Als dat gelukt is, gaan we even wat drinken en eten om bij te komen. Bijna dertig eurootjes voor een slappe cheeseburger en een klein bakje chips, natuurlijk waarom niet, onze creditcard moet blijkbaar in één dag leeg maar whatever, we hebben de handtekening van Jordan. ’s Middags vervolgen we onze missie, Rickie Fowler mag natuurlijk ook niet ontbreken op onze vlag. Als dat ook is gelukt kunnen we tevreden terug naar ons hotel en vieren we de dag met bier en pizza. Onze Ryder Cup is nu al geslaagd.
De tweede oefendag volgen we het Europese team en jagen we op de handtekeningen van wereldsterren Rory McIlroy en Jon Rahm. Helaas helaas, na een paar krabbels lopen ze snel de baan af en laten ons en een heel leger fans ontredderd achter. Ja hallo, wat is dit, jullie zijn dan wel de golfers maar jullie hebben ons ook nodig hè! Andere Europese toppers als Victor Hovland en Justin Rose begrijpen het gelukkig wel. Als we ’s avonds weer aan het bier en deze keer gnocchi zitten, nemen we ons voor dat wij bij ons Ryder Cup debuut (wat toch slechts een kwestie van tijd moet zijn) alle tijd voor onze fans zullen vrijmaken.
Tijd voor de eerste wedstrijddag. De eerste afslag is om 7:35 uur, nog zo’n magisch moment waar je bij moet zijn. Ons hotel ligt in het centrum van Rome, de golfbaan ver daarbuiten dus we moeten er vroeg uit. We hebben twee metro’s en een bus nodig om bij de golfbaan te komen. Volgens de officiële communicatie beginnen alle metro’s deze week extra vroeg dus ook degene die bij de halte voor ons hotel stopt. Maar het is Italië dus we staan om half 5 ’s ochtends voor een dicht hek. Kak. Dan maar lopen naar de volgende lijn, is een kwartiertje doorstappen en hopelijk rijdt die wel.

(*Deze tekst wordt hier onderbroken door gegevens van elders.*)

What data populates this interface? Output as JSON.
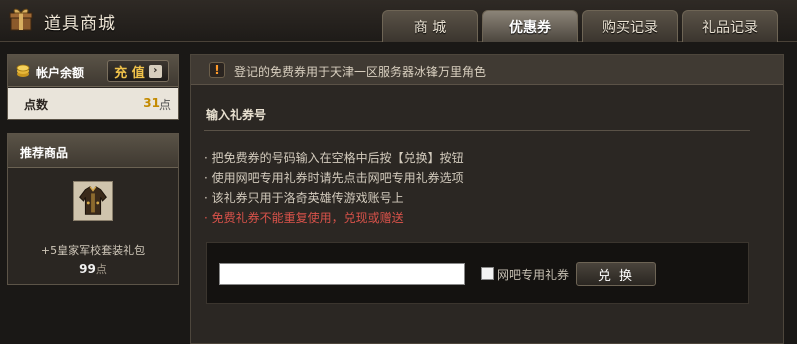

Het wordt eigenlijk wel een mooie ervaring, door een donker Rome lopen en uit verschillende hotels plukjes golffans zien stromen, op weg naar hetzelfde metrostation.
Op de golfbaan aangekomen, is het duidelijk dat het nu menens gaat worden. Het is retedruk, de tribune bij de eerste tee zit bomvol dus we zoeken een plekje langs de fairway om de eerste afslag mee te maken. Meelopen met de golfers zit er nu helemaal niet meer in, als alle spelers voorbij zijn zoeken we een volgende hole uit om ze daar weer in actie te zien.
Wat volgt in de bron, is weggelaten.